- A digestibilidade de um vinho depende de quatro fatores: teor alcoólico, açúcar residual, sulfitos (SO₂) e aminas biogênicas, que afetam a digestão e o desconforto ao dia seguinte.
- Vinhos naturais, por definição sem adição de químicos, costumam ter menos sulfito, o que pode ajudar quem é sensível, mas podem ter mais aminas biogênicas em alguns casos.
- Dicas para reduzir desconforto: beber água entre os goles, comer durante o consumo e preferir vinhos de menor teor alcoólico, como Beaujolais, alguns champanhes, vinhos de Loire e de Savoie, entre outros.
- Misturar tipos de uvas ou mudar de cor durante a bebida pode piorar a digestão em algumas pessoas; a passagem de um tipo de vinho para outro pode gerar efeito de sobrecarga.
- A digestibilidade não é uma qualidade fixa do vinho: depende da pessoa, do vinho específico e da interação com o corpo de quem bebe.
A digestibilidade do vinho é um tema de interesse para quem costuma terminar a noite com sensação de estômago carregado. O que acontece no corpo depende de quatro fatores-chave: álcool, açúcar residual, sulfitos e aminas biogênicas.

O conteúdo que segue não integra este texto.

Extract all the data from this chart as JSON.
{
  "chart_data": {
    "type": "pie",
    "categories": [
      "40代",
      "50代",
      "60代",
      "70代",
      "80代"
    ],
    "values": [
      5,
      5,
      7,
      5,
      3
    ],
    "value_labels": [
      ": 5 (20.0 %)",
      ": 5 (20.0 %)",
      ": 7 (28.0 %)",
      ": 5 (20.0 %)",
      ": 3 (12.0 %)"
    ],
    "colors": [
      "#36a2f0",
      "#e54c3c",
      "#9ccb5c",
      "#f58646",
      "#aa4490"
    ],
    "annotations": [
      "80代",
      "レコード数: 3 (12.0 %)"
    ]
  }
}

O teor alcoólico costuma aumentar com a maturação mais rápida das uvas, resultado do aquecimento global. Vinhos com 14% a 15,5% de álcool exigem mais do fígado do que vinhos mais leves.
O açúcar remanescente, não convertido em álcool, eleva a carga digestiva. Enzimas do organismo precisam agir sobre esse açúcar, aumentando a percepção de desconforto.
Os sulfitos, usados para proteger o vinho, podem provocar dores de cabeça, distensão abdominal e sensação de mal-estar em quem é sensível. Ampliam o efeito para algumas pessoas.
As aminas biogênicas, como histamina e tyramina, são formadas por bactérias durante a vinificação. Cerca de um terço da população europeia pode ter sensibilidade variável a elas.
Vinhos nature e digestibilidade
Vinhos nature são vinificados sem intrantes químicos, com pouco ou nenhum sulfito. Alguns dizem que se digerem melhor pela menor presença de SO2. A diferença, porém, não é universal.
Em alguns casos, o vinho nature pode ter mais aminas biogênicas que o convencional, pois as bactérias responsáveis por essas aminas proliferam sem sulfito. Por isso, há quem não tolera bem esses vinhos.
Dicas para reduzir desconforto
Beber água entre as taças é uma prática comum para diluir a concentração de álcool. Comer durante a degustação ajuda a desacelerar a absorção do álcool.
Optar por vinhos com menor teor alcoólico pode favorecer a digestão. Regiões como Beaujolais, Loire, Savoie e alguns vinhos alemães costumam apresentar opções mais leves.
A troca de um tipo de vinho para outro deve ocorrer com cuidado. Mudanças rápidas de ceppage ou de cor podem intensificar a sensação de desconforto em alguns paladares.
Observação e contexto
A digestibilidade não é uma qualidade intrínseca de uma bebida, mas uma relação entre a garrafa e o organismo de cada pessoa. O que funciona para um pode não funcionar para outro.
Fontes recomendam avaliar o perfil do vinho antes de consumo próximo ao sono. A orientação é útil para quem busca maior conforto na manhã seguinte.